The emergence of smart work lists for prioritizing the most critical issues, as well as new guidance to ensure treatment and diagnosis are being done correctly, are poised to impact every facet of the hospital, along with new capabilities, such as 3-D viewing and printing, and innovations in older ones like RIS and PACS.
“Radiology departments are beginning to understand how crucial the electronic medical record can be to their practices,” said McEnery. “By integrating the entirety of the patient’s clinical presentation into their workflow, imaging departments are discovering new efficiencies that also provide improved satisfaction to the referring clinician and the patient.”
While the hype for AI may be bigger than ever, providers must understand that the impact of AI is still in its infancy with more research needed to better understand its capabilities and limitations.

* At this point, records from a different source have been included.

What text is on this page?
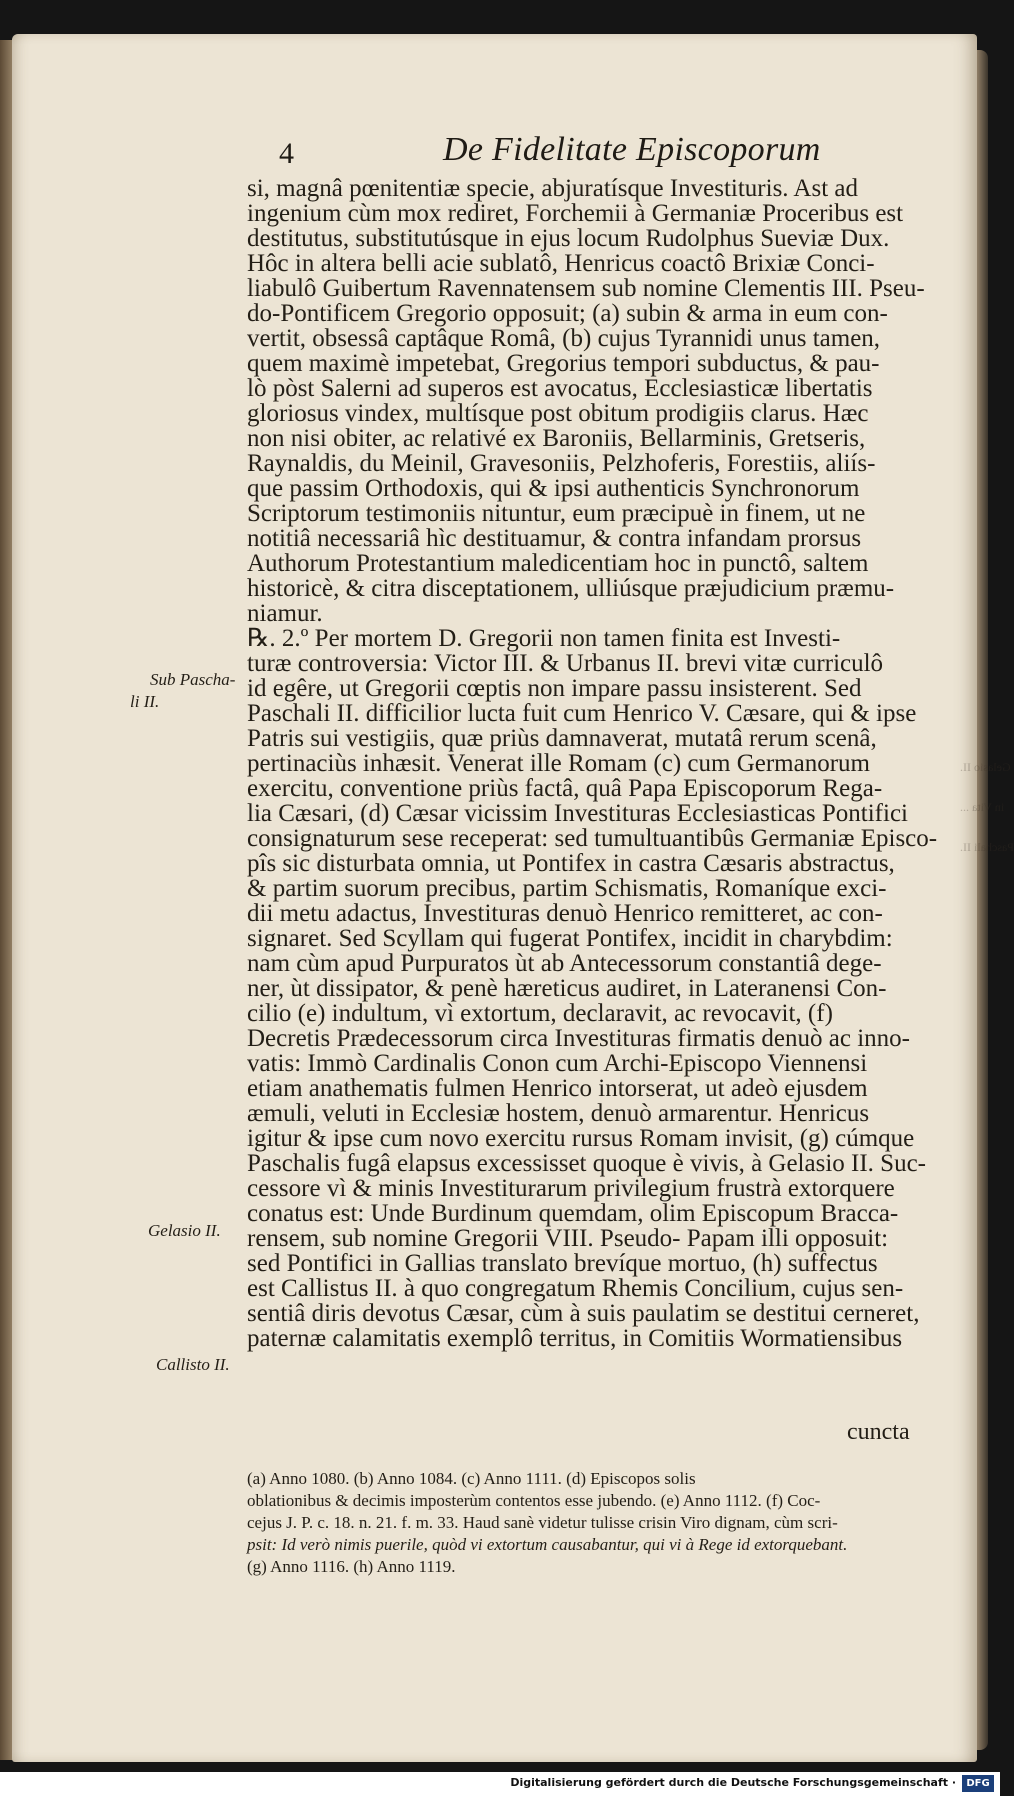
4	De Fidelitate Episcoporum
si, magnâ pœnitentiæ specie, abjuratísque Investituris. Ast ad
ingenium cùm mox rediret, Forchemii à Germaniæ Proceribus est
destitutus, substitutúsque in ejus locum Rudolphus Sueviæ Dux.
Hôc in altera belli acie sublatô, Henricus coactô Brixiæ Conci-
liabulô Guibertum Ravennatensem sub nomine Clementis III. Pseu-
do-Pontificem Gregorio opposuit; (a) subin & arma in eum con-
vertit, obsessâ captâque Româ, (b) cujus Tyrannidi unus tamen,
quem maximè impetebat, Gregorius tempori subductus, & pau-
lò pòst Salerni ad superos est avocatus, Ecclesiasticæ libertatis
gloriosus vindex, multísque post obitum prodigiis clarus. Hæc
non nisi obiter, ac relativé ex Baroniis, Bellarminis, Gretseris,
Raynaldis, du Meinil, Gravesoniis, Pelzhoferis, Forestiis, aliís-
que passim Orthodoxis, qui & ipsi authenticis Synchronorum
Scriptorum testimoniis nituntur, eum præcipuè in finem, ut ne
notitiâ necessariâ hìc destituamur, & contra infandam prorsus
Authorum Protestantium maledicentiam hoc in punctô, saltem
historicè, & citra disceptationem, ulliúsque præjudicium præmu-
niamur.
℞. 2.º Per mortem D. Gregorii non tamen finita est Investi-
turæ controversia: Victor III. & Urbanus II. brevi vitæ curriculô
id egêre, ut Gregorii cœptis non impare passu insisterent. Sed
Paschali II. difficilior lucta fuit cum Henrico V. Cæsare, qui & ipse
Patris sui vestigiis, quæ priùs damnaverat, mutatâ rerum scenâ,
pertinaciùs inhæsit. Venerat ille Romam (c) cum Germanorum
exercitu, conventione priùs factâ, quâ Papa Episcoporum Rega-
lia Cæsari, (d) Cæsar vicissim Investituras Ecclesiasticas Pontifici
consignaturum sese receperat: sed tumultuantibûs Germaniæ Episco-
pîs sic disturbata omnia, ut Pontifex in castra Cæsaris abstractus,
& partim suorum precibus, partim Schismatis, Romaníque exci-
dii metu adactus, Investituras denuò Henrico remitteret, ac con-
signaret. Sed Scyllam qui fugerat Pontifex, incidit in charybdim:
nam cùm apud Purpuratos ùt ab Antecessorum constantiâ dege-
ner, ùt dissipator, & penè hæreticus audiret, in Lateranensi Con-
cilio (e) indultum, vì extortum, declaravit, ac revocavit, (f)
Decretis Prædecessorum circa Investituras firmatis denuò ac inno-
vatis: Immò Cardinalis Conon cum Archi-Episcopo Viennensi
etiam anathematis fulmen Henrico intorserat, ut adeò ejusdem
æmuli, veluti in Ecclesiæ hostem, denuò armarentur. Henricus
igitur & ipse cum novo exercitu rursus Romam invisit, (g) cúmque
Paschalis fugâ elapsus excessisset quoque è vivis, à Gelasio II. Suc-
cessore vì & minis Investiturarum privilegium frustrà extorquere
conatus est: Unde Burdinum quemdam, olim Episcopum Bracca-
rensem, sub nomine Gregorii VIII. Pseudo- Papam illi opposuit:
sed Pontifici in Gallias translato brevíque mortuo, (h) suffectus
est Callistus II. à quo congregatum Rhemis Concilium, cujus sen-
sentiâ diris devotus Cæsar, cùm à suis paulatim se destitui cerneret,
paternæ calamitatis exemplô territus, in Comitiis Wormatiensibus
Sub Pascha-
li II.
Gelasio II.
Callisto II.
cuncta
(a) Anno 1080. (b) Anno 1084. (c) Anno 1111. (d) Episcopos solis
oblationibus & decimis imposterùm contentos esse jubendo. (e) Anno 1112. (f) Coc-
cejus J. P. c. 18. n. 21. f. m. 33. Haud sanè videtur tulisse crisin Viro dignam, cùm scri-
psit: Id verò nimis puerile, quòd vi extortum causabantur, qui vi à Rege id extorquebant.
(g) Anno 1116. (h) Anno 1119.
Gelasio II.
in Vita ...
Paschali II.
Digitalisierung gefördert durch die Deutsche Forschungsgemeinschaft ·	DFG
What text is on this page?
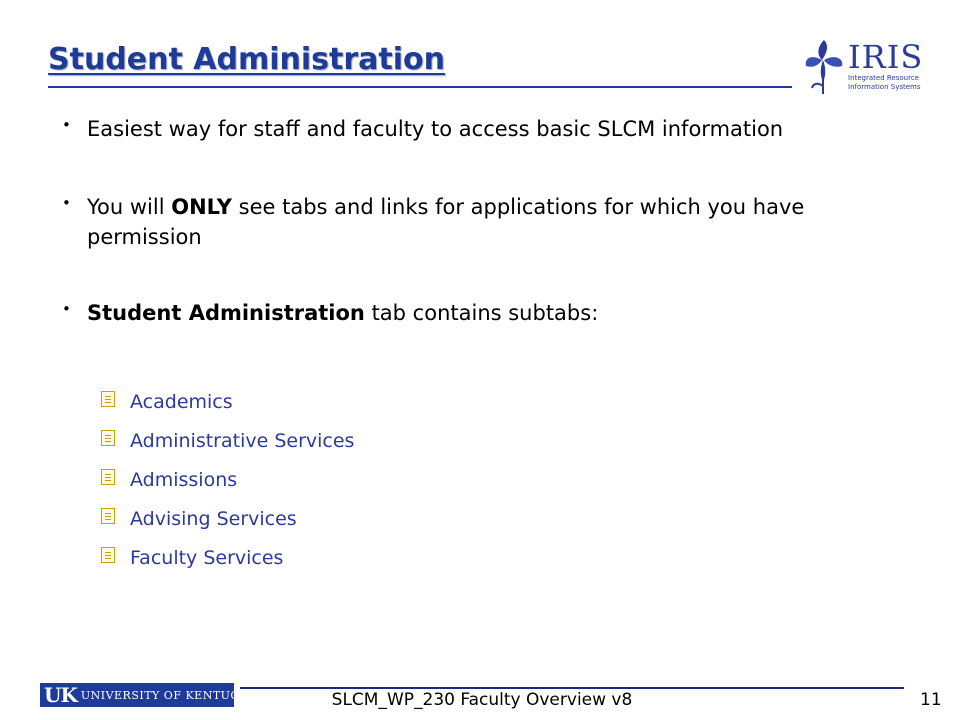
Student Administration	IRIS
Integrated Resource
Information Systems
• Easiest way for staff and faculty to access basic SLCM information
• You will ONLY see tabs and links for applications for which you have permission
• Student Administration tab contains subtabs:
Academics
Administrative Services
Admissions
Advising Services
Faculty Services
UK UNIVERSITY OF KENTUCKY	SLCM_WP_230 Faculty Overview v8	11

“It remains to be seen if AI will be marketed as a stand-alone solution,” said Cannavo. “At this stage in the game, there are too few areas that AI has been approved for use on to make it financially viable.”
Still, the emergence of this groundbreaking technology underscores the need, more than ever, for imaging departments and hospitals to evaluate their workflow efficiency and what is needed to extract, synthesize and apply the most essential information to a patient’s care and treatment.